St. John insisted that every prospective client read through the firm’s prospectuses and disclaimers, including the audited financial statements and all the fine print. If possible he spoke with each of them in person, warning about the fluctuations that always occur in financial markets. “If you are extremely averse to risk,” he said, “then perhaps you should rather invest in bonds or treasury bills. Of course there is risk in every investment, including bonds and T-bills—the risk that inflation will consume your earnings and eat into your principal, for example. But there are levels and varieties of risk, and you should carefully consider which are appropriate for you.
“In order to make use of the entire spectrum of financial instruments”—this was a phrase his clients loved; financial instruments implied something beyond crass money, something elegant, something surgical, or musical—“and in order to continue to provide the high levels of return to which our clients are accustomed, some risk is necessary, even desirable. However, this level of risk may make you uncomfortable. In that case our investment strategy may not be for you.” He warned them again and again against placing their money with him whenever they revealed even t
he slightest hesitation. But the more St. John sought to discourage prospective clients, the more they wanted him to manage their money.
If a client asked to see Larrimer’s trading room, as some occasionally did, St. John escorted them upstairs, where Jeremy Gutentag, his chief trader, oversaw a roomful of men and women sitting in front of multiple computer screens with graphs and pie charts and numbers crawling across them. Jeremy walked smartly among the traders, gesturing left and right.
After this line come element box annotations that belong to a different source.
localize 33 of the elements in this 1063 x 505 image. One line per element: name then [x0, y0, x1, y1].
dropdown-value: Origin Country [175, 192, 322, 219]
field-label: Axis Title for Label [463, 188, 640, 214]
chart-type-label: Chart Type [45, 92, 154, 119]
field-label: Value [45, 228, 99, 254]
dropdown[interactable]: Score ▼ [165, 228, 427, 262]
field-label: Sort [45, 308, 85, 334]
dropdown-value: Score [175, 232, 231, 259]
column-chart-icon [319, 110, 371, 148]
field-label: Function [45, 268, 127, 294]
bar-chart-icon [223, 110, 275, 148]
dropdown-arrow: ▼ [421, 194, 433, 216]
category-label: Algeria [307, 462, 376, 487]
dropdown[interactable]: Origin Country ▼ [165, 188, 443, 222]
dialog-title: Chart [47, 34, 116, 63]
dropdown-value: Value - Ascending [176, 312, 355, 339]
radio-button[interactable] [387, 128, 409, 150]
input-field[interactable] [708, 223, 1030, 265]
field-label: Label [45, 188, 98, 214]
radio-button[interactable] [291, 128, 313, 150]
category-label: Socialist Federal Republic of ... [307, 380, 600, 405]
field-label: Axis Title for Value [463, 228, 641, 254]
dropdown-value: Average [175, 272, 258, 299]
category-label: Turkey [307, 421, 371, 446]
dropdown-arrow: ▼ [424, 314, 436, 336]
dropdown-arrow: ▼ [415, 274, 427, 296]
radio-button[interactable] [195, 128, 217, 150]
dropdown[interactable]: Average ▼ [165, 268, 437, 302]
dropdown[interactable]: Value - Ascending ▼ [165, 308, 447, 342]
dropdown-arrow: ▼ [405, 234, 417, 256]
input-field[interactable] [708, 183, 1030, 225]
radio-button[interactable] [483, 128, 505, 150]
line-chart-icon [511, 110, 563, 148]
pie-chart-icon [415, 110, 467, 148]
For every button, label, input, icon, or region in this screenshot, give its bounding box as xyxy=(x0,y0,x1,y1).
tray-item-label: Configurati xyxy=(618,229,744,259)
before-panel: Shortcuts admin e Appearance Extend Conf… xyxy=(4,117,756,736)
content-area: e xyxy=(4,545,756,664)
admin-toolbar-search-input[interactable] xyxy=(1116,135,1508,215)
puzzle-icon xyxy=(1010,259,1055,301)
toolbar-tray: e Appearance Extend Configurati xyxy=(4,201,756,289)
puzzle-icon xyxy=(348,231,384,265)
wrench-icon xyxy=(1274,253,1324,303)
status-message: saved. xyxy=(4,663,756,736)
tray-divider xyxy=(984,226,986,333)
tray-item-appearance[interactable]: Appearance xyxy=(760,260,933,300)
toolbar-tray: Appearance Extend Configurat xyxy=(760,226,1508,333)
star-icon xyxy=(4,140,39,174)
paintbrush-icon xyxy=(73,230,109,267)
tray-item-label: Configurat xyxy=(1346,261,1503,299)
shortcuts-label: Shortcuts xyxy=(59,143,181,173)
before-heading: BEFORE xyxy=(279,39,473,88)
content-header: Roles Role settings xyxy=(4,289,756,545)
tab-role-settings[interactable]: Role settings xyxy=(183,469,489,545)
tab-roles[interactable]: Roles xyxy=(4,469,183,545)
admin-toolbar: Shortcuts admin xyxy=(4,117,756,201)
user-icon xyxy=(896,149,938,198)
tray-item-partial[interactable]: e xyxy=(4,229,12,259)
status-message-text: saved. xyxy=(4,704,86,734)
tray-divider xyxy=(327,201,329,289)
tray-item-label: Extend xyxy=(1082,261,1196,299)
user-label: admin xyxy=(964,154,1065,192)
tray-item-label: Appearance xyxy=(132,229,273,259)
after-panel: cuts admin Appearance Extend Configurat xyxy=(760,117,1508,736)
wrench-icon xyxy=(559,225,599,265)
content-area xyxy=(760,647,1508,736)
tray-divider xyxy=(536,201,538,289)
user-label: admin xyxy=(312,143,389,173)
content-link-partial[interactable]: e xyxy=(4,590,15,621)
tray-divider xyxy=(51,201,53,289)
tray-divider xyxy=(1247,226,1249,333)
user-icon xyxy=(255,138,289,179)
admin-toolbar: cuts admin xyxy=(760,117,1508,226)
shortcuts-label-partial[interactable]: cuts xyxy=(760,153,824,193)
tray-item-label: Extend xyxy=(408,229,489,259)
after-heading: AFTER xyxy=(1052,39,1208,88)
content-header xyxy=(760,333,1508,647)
He was slim and elegantly dressed. He had straight black hair and coffee-colored skin, a shy smile and large intelligent eyes that swam earnestly behind shell-rimmed eyeglasses. He explained in a whisper what the clients were seeing.
The trading room was void of all decoration. There was no noise—no ringing phones, no shouting as one found in other trading rooms. It felt like a library. “Actually, it’s more of a scientific laboratory,” Jeremy explained in his plummy Oxford accent. He had gotten a first in economics and management at Oxford and then a master’s degree from the London School of Economics. He spoke with the kind of refinement guaranteed to make wealthy Americans swoon. “What goes on here is financial science. The invisible hand of the market at work on your behalf.” He nodded deferentially toward the clients. “No magic here; just a great deal of meticulous research and hard work.” The thick gray carpet, the sleek black and silver furnishings, the traders at their stations, and Jeremy Gutentag overseeing the entire operation gave the impression of a smooth and efficient enterprise.
At the end of each month, every client received a statement printed on heavy, cream-colored stock with three holes punched along the edge. Each statement reminded them of the total amount they had invested, as well as its percentage of growth over various periods—months, quarters, years—and its actual growth in dollars over the time it had been invested with Larrimer, Ltd. The total value of their holdings was in bold type at the bottom of the statement just above the amount they had invested. The total value figure climbed steadily and never failed to impress. In each month’s statement, there were also charts with reassuring upward curves so that each client could see how well he was doing compared with the stock market, which was also rising but not at such a rapid rate.